Les résultats de cette enquête, publiée mercredi au cours d’une session du Forum des industries des médias à Doha au Qatar, ont montré que la majorité des Saoudiens, Jordaniens ou Emiratis estiment que leurs médias sont « crédibles ». En Tunisie, en Egypte, et au Liban ces résultats sont inversés puisque les citoyens de ces pays restent méfiants à l’égard des médias.

Dans ces trois derniers pays, seul un quart des personnes interrogées jugent les médias de leur pays respectif crédibles, selon les résultats de ce sondage réalisé auprès de 10.000 personnes dans huit pays arabes – Egypte, le Qatar, la Tunisie, le Bahreïn, le Liban, l’Arabie saoudite, la Jordanie et les Émirats arabes unis.
Cette étude cherche à déterminer les nouvelles habitudes des citoyens de ces pays, en particulier par rapport aux nouveaux médias, à la suite du «printemps arabe».

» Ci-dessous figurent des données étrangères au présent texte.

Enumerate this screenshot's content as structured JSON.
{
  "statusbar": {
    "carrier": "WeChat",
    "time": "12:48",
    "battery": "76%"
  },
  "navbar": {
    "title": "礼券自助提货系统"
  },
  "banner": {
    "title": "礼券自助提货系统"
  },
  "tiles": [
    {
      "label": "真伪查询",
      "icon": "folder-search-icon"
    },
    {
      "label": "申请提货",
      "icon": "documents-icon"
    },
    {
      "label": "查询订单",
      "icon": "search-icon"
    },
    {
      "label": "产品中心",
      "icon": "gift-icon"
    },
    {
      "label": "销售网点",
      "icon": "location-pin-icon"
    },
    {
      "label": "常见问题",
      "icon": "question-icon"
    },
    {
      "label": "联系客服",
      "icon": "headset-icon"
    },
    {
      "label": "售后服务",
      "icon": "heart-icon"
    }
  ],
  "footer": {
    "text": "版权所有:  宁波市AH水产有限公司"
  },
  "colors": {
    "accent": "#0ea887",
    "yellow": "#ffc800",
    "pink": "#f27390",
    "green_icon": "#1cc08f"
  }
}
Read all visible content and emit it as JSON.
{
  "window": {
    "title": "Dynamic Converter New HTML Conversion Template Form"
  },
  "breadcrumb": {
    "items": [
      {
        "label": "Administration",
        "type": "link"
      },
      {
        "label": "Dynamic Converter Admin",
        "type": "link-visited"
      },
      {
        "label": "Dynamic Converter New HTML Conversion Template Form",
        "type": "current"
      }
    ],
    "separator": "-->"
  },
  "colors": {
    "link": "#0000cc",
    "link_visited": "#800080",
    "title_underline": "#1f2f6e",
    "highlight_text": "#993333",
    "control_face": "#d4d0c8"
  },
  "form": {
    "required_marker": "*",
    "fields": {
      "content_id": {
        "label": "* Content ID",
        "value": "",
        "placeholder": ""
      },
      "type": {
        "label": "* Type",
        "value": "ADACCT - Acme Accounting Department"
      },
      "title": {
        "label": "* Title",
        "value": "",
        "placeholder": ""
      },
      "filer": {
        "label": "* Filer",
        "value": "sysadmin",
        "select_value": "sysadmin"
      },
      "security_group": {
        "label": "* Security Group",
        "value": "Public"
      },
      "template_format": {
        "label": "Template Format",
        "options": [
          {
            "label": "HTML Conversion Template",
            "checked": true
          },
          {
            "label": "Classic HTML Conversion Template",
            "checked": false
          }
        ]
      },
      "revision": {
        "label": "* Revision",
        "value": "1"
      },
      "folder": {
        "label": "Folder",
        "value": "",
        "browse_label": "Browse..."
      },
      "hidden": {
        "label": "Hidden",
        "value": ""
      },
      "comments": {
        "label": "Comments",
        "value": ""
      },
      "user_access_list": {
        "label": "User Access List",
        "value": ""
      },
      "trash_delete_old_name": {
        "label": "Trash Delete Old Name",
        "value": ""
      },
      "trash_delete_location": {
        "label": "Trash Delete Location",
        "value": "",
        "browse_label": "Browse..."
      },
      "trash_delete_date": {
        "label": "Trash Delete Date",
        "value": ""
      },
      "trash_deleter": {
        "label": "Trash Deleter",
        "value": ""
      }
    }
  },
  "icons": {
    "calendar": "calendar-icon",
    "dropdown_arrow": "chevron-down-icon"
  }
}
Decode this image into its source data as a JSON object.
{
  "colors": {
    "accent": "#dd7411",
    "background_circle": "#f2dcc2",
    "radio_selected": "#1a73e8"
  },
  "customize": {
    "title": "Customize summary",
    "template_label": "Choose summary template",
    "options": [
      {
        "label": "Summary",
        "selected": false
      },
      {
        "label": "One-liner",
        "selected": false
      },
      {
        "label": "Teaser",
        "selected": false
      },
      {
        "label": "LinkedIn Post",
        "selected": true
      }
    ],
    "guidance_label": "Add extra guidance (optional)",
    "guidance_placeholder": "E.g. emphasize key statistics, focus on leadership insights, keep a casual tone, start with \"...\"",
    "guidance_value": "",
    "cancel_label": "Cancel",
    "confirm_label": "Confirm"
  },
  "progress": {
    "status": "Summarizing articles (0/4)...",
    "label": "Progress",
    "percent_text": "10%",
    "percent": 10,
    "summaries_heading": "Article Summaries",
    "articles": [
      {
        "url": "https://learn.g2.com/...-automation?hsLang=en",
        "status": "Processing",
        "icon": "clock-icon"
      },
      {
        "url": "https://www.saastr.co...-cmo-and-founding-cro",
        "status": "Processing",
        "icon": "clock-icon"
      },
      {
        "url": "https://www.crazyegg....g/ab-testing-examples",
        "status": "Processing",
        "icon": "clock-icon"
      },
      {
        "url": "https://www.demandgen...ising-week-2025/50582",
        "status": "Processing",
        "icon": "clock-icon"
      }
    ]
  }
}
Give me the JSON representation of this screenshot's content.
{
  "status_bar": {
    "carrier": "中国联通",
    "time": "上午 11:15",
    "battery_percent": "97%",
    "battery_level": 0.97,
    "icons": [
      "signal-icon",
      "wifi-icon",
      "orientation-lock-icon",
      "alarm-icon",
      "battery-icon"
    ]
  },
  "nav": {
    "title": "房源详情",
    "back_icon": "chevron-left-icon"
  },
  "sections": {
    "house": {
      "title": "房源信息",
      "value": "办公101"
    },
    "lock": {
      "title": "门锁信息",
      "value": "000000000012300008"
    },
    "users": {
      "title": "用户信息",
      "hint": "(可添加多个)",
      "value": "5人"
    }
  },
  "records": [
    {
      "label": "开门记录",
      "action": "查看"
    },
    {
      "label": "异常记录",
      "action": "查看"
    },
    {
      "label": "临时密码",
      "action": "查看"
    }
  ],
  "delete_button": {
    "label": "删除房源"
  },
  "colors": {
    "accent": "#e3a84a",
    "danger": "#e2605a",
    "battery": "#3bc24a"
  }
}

Interrogés sur les principales sources d’information qu’ils consomment, environ un quart des personnes dans la région Mena, citent Al Jazeera, suivie d’Al Arabiya (16%), puis le réseau social Facebook (10%) qui reste la source d’informations la plus populaire chez les Tunisiens.
Google se révèle être très populaire parmi les Bahreïnis, LBC parmi les Libanais, Al Hayat parmi les Egyptiens, et Al Arabiya en Arabie Saoudite. Al Jazeera est, quant à elle, en tête de liste au Qatar, aux Émirats arabes unis et en Jordanie.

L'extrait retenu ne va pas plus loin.